Tapi ujungnya, aku tetap mengikuti saran Nazmi. Tentu saja kurma yang kubawa adalah kurma terbaik yang bisa kubeli sesuai isi dompetku.
“Maaf, Bah, ulun tidak bermaksud menghina keluarga pian dengan hanya membawa kurma. Saat ini, hanya sebatas ini yang mampu ulun berikan. Mungkin, anak pian sudah menceritakan bagaimana kondisi ulun. Yang pasti, kedatangan ulun ini ingin menyampaikan niat baik ulun terhadap anak pian.” Tentu saja, kalimat ini sudah kurangkai dan kuhapal sebelum berangkat ke rumah gadis yang kucintai. Untung grogiku tidak menghilangkan hapalanku.
Suasana masih hening. Tidak ada pergerakan dari beliau setelah gumam kurma tadi. Membuatku merasakan suasana yang mencekam.
Beliau tersenyum kemudian berujar, “Aku senang dengan kejujuranmu, dan salut atas keberanianmu. Sekarang, jarang ada pemuda seperti kamu. Dengan senang hati aku menerima pemberianmu ini. Tentang niat baikmu terhadap anakku, jika anakku bersedia menerimamu, aku pun akan merestuinya.”
Benarkah? Semulus inikah jalanku untuk menghalalkan cinta yang kuidam-idamkan? Tentu saja aku ingin berteriak dan melompat kegirangan.
Namun, perkataan ayah gadis yang kucintai tadi hanyalah ekspektasiku belaka. Realitanya, aku masih berada dalam suasana hening yang mencekam.

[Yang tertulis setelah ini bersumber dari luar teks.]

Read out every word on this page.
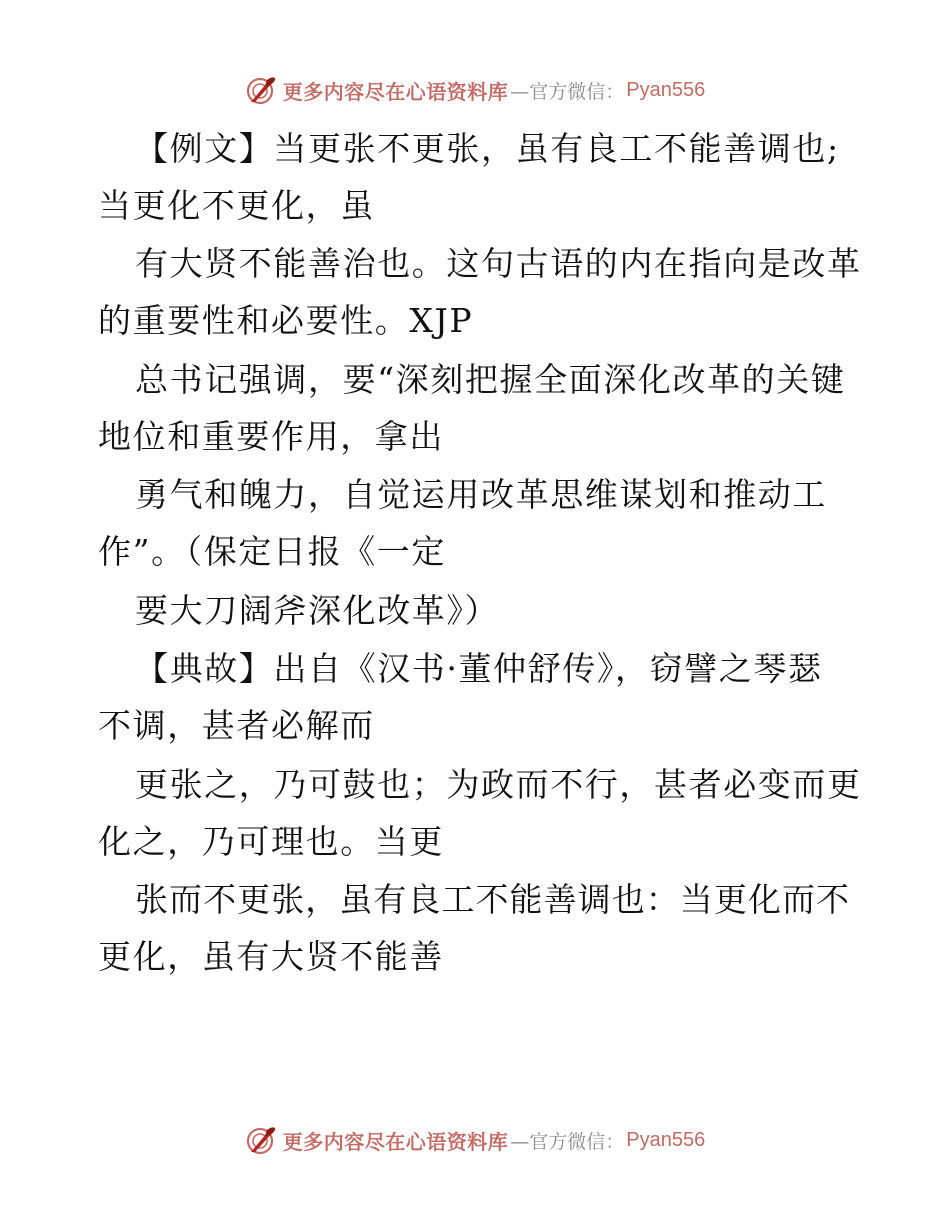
更多内容尽在心语资料库 —官方微信： Pyan556
【例文】当更张不更张，虽有良工不能善调也;
当更化不更化，虽
有大贤不能善治也。这句古语的内在指向是改革
的重要性和必要性。XJP
总书记强调，要“深刻把握全面深化改革的关键
地位和重要作用，拿出
勇气和魄力，自觉运用改革思维谋划和推动工
作”。（保定日报《一定
要大刀阔斧深化改革》）
【典故】出自《汉书·董仲舒传》，窃譬之琴瑟
不调，甚者必解而
更张之，乃可鼓也；为政而不行，甚者必变而更
化之，乃可理也。当更
张而不更张，虽有良工不能善调也：当更化而不
更化，虽有大贤不能善
更多内容尽在心语资料库 —官方微信： Pyan556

“Ehem…” Beliau berdehem. Suaranya bak petir yang menyambar telingaku, membuatku hampir saja terlonjak.
“Kau serius dengan anakku?”
Inggih,” jawabku bergetar sambil mengangguk, kepalaku juga masih menunduk.
“Bukan coba-coba, kan?”
Aku terdiam. Menimbang-nimbang kata apa yang cocok sebagai jawaban. Karena aku yakin, yang beliau butuhkan bukan sekadar kata “Inggih”.
Aku menarik napas panjang, mengangkat wajah demi mengumpulkan keberanian, dan menjawab dengan sejujur-jujurannya, “Ulun serius ingin menikahi anak pian. Tapi, ulun belum punya apa-apa yang bisa dijadikan mahar untuk meminang anak pian. Ulun nekad datang ke rumah pian karena beberapa hari ini ulun dihantui rasa takut kehilangan anak pian. Takut kalau ada lelaki lain yang lebih dahulu meminang anak pian. Jujur, ulun memang coba-coba datang dengan hanya membawa kurma. Tapi, untuk menikahi anak pian, ulun tidak pernah terpikir sekadar coba-coba.”

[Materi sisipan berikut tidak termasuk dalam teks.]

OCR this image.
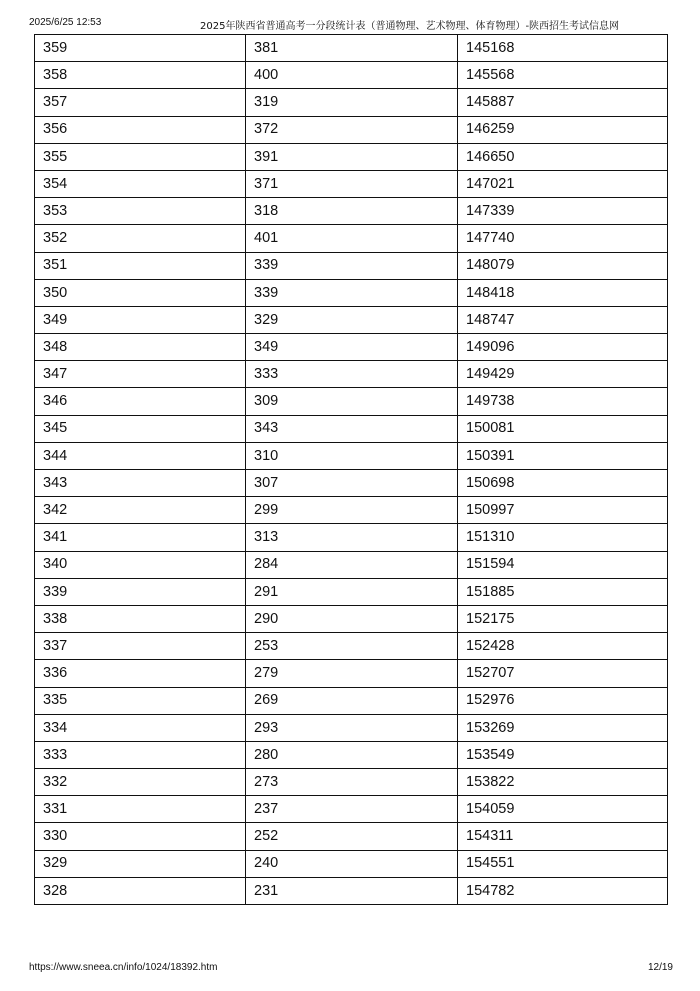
2025/6/25 12:53	2025年陕西省普通高考一分段统计表（普通物理、艺术物理、体育物理）-陕西招生考试信息网
359	381	145168
358	400	145568
357	319	145887
356	372	146259
355	391	146650
354	371	147021
353	318	147339
352	401	147740
351	339	148079
350	339	148418
349	329	148747
348	349	149096
347	333	149429
346	309	149738
345	343	150081
344	310	150391
343	307	150698
342	299	150997
341	313	151310
340	284	151594
339	291	151885
338	290	152175
337	253	152428
336	279	152707
335	269	152976
334	293	153269
333	280	153549
332	273	153822
331	237	154059
330	252	154311
329	240	154551
328	231	154782
https://www.sneea.cn/info/1024/18392.htm	12/19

Dan aku langsung tertunduk kembali setelah mengatakan itu. Entah sejauh mana ngelanturnya kata-kata itu. Yang penting aku telah jujur, itu saja. Semoga beliau paham.
Cukup lama aku duduk dengan menunduk, mendengarkan setiap kata yang terlontar dari mulut beliau. Hingga akhirnya, aku bisa pulang dengan hati yang lega. Meskipun lamaranku tidak diterima malam ini, yang penting lamaranku tidak ditolak mentah-mentah. Beliau memintaku untuk berusaha mengumpulkan modal dan mempersilakanku datang kembali setelah hari raya qurban.
“Wuih…. Kalau begitu, aku akan meminang pacarku malam ini dengan kurma juga,” ucap Nazmi setelah mendengarkan cerita dariku.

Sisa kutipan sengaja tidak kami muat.